The relationship between SSRIs and fall risk is not clear. On one hand, several studies show that SSRI use is associated with an increase in fall risk and that this risk is higher than for other types of antidepressants, namely TCAs (65,70,71,72). Conversely, other studies show that SSRIs confer equivalent or lower fall risk to TCAs (64,66). Undermining the interpretation of these studies is the failure to clarify the dose of medication, the indication, and the frailty of the individual patient. In geriatric practice, TCAs are generally avoided because of their side effect profile and potential for drug-drug interactions (50). If used at all (e.g. for insomnia or chronic pain), they are often given in doses well below those required to treat depression. In addition, SSRIs vary with respect to their potency for inhibiting the 5-HTT. Whether this variation among medications within a class is associated with variation in fall risk has not been studied. Resolution of remaining questions about SSRIs and their contribution to bone loss, falls, and fractures will require randomized controlled trials with careful assessment of depression and depressive symptoms.

Implications for Screening and Population Health

The evidence now seems sufficient to consider adding SSRIs to the list of medications that contribute to osteoporosis. This would imply that clinicians consider bone density testing for people on SSRIs, or those on SSRIs with certain additional risk factors, for their risk of fracture. At least, it seems appropriate to expect that everyone taking SSRIs have at least some discussion about bone health with their provider. It is too early to suggest that all SSRI users be tested with DXA (in the absence of other risk factors), but the question could be addressed with trials comparing routine DXA testing (or pQCT testing, where available) with usual care (measuring/supplementing vitamin D, calcium supplementation, exercise) using fracture outcomes.

Conclusion

Mounting evidence supports 5-HT as an important regulatory agent in bone. Efforts to confirm the serotonergic effects on bone, the biochemical pathways used, and the feedback loops involved among bone, gut, and perhaps brain are under way. Whether targeting of 5-HT signaling can also be developed as an intervention for bone, without compromise to other 5-HT sensitive systems, will be determined with further work. Similarly, further work is required to establish the full skeletal effects of agents currently being used to modulate 5-HT signaling for the management of conditions in other systems. This includes the clinically popular SSRIs, which inhibit the 5-HTT for the management of major depressive disorder and other affective conditions. An important clinical implication of the work on 5-HT signaling through LRP5 is the potential for identifying novel therapeutic targets. These questions should continue to fuel the recent surge in interest in neuroendocrine regulation of the skeleton.

Footnotes

This work was supported by National Institutes of Health Grant AR-052018 (to M.B.).

Disclosure Summary: The author has no disclosures.

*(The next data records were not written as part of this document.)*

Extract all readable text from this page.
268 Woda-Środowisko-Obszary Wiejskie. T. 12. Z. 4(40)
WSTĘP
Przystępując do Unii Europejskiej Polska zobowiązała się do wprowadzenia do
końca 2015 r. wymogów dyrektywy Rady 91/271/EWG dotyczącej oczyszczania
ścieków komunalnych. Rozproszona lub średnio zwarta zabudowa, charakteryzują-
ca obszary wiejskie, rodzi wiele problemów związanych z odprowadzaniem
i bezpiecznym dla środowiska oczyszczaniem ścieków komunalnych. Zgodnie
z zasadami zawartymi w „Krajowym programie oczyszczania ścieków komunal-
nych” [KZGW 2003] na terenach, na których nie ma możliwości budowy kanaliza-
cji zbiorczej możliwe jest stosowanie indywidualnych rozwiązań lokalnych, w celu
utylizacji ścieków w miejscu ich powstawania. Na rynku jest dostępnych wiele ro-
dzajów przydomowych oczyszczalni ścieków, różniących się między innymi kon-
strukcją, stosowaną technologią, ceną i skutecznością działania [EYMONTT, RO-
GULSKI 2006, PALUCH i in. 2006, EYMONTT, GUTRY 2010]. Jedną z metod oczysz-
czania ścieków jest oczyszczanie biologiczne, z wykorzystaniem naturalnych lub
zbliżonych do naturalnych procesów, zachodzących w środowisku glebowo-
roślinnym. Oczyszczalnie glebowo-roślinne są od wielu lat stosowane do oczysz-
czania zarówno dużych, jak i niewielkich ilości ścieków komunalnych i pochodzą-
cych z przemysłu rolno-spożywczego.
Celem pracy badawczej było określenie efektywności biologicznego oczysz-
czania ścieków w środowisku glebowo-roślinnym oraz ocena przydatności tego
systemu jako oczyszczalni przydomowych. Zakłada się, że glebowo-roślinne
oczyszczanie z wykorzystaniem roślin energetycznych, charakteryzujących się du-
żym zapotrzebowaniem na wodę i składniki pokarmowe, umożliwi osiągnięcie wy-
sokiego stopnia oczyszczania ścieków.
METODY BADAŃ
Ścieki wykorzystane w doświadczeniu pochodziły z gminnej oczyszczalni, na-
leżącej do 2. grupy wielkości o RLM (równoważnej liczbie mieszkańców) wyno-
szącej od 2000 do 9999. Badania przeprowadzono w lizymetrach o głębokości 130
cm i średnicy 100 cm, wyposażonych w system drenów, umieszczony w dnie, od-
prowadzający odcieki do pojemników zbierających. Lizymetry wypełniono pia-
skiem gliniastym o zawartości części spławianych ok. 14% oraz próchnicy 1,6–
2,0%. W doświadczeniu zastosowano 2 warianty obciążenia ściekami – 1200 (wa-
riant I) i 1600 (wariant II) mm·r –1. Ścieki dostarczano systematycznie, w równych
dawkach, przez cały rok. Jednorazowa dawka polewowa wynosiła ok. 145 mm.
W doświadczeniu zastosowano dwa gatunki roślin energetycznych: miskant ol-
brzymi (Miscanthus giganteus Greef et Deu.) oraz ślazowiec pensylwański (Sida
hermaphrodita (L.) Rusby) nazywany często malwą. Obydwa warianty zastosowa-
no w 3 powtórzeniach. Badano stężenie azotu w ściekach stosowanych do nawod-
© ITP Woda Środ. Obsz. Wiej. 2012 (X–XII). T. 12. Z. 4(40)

Abbreviations: BDS, Brainstem-derived serotonin; BMD, bone mineral density; CI, confidence interval; DDD, defined daily dose; DXA, dual-energy x-ray absorptiometry; GI, gastrointestinal; HBM, high bone mass; 5-HT, serotonin (5-hydroxytryptamine); 5-HTT, 5-HT transporter; LRP5, LDL receptor-related protein 5; pQCT, peripheral QCT; QCT, quantitative computed tomography; SSRI, selective serotonin reuptake inhibitor; TCA, tricyclic antidepressant; TPH, tryptophan hydroxylase.

References

  1. Bliziotes MM, Eshleman AJ, Zhang XW, Wiren KM 2001 Neurotransmitter action in osteoblasts: expression of a functional system for serotonin receptor activation and reuptake. Bone 29:477–486 [DOI] [PubMed] [Google Scholar]
  2. Westbroek I, van der Plas A, de Rooij KE, Klein-Nulend J, Nijweide PJ 2001 Expression of serotonin receptors in bone. J Biol Chem 276:28961–28968 [DOI] [PubMed] [Google Scholar]
  3. Rapport MM, Green AA, Page IH 1948 Serum vasoconstrictor (serotonin). IV. Isolation and characterization. J Biol Chem 176:1243–1251 [PubMed] [Google Scholar]
  4. Rosen CJ 2009 Serotonin rising—the bone, brain, bowel connection. N Engl J Med 360:957–959 [DOI] [PubMed] [Google Scholar]
  5. Rosen CJ 2009 Breaking into bone biology: serotonin’s secrets. Nat Med 15:145–146 [DOI] [PubMed] [Google Scholar]
  6. Yadav VK, Ryu JH, Suda N, Tanaka KF, Gingrich JA, Schütz G, Glorieux FH, Chiang CY, Zajac JD, Insogna KL, Mann JJ, Hen R, Ducy P, Karsenty G 2008 Lrp5 controls bone formation by inhibiting serotonin synthesis in the duodenum. Cell 135:825–837 [DOI] [PMC free article] [PubMed] [Google Scholar]
  7. Walther DJ, Peter JU, Bashammakh S, Hörtnagl H, Voits M, Fink H, Bader M 2003 Synthesis of serotonin by a second tryptophan hydroxylase isoform. Science 299:76 [DOI] [PubMed] [Google Scholar]
  8. aan het Rot M, Mathew SJ, Charney DS 2009 Neurobiological mechanisms in major depressive disorder. CMAJ 180:305–313 [DOI] [PMC free article] [PubMed] [Google Scholar]
  9. Arroll B, Macgillivray S, Ogston S, Reid I, Sullivan F, Williams B, Crombie I 2005 Efficacy and tolerability of tricyclic antidepressants and SSRIs compared with placebo for treatment of depression in primary care: a meta-analysis. Ann Fam Med 3:449–456 [DOI] [PMC free article] [PubMed] [Google Scholar]
  10. Gershon MD, Tack J 2007 The serotonin signaling system: from basic understanding to drug development for functional GI disorders. Gastroenterology 132:397–414 [DOI] [PubMed] [Google Scholar]
  11. Wade PR, Chen J, Jaffe B, Kassem IS, Blakely RD, Gershon MD 1996 Localization and function of a 5-HT transporter in crypt epithelia of the gastrointestinal tract. J Neurosci 16:2352–2364 [DOI] [PMC free article] [PubMed] [Google Scholar]
  12. Ni W, Watts SW 2006 5-Hydroxytryptamine in the cardiovascular system: focus on the serotonin transporter (SERT). Clin Exp Pharmacol Physiol 33:575–583 [DOI] [PubMed] [Google Scholar]
  13. Warden SJ, Bliziotes MM, Wiren KM, Eshleman AJ, Turner CH 2005 Neural regulation of bone and the skeletal effects of serotonin (5-hydroxytryptamine). Mol Cell Endocrinol 242:1–9 [DOI] [PubMed] [Google Scholar]
  14. Battaglino R, Fu J, Späte U, Ersoy U, Joe M, Sedaghat L, Stashenko P 2004 Serotonin regulates osteoclast differentiation through its transporter. J Bone Miner Res 19:1420–1431 [DOI] [PubMed] [Google Scholar]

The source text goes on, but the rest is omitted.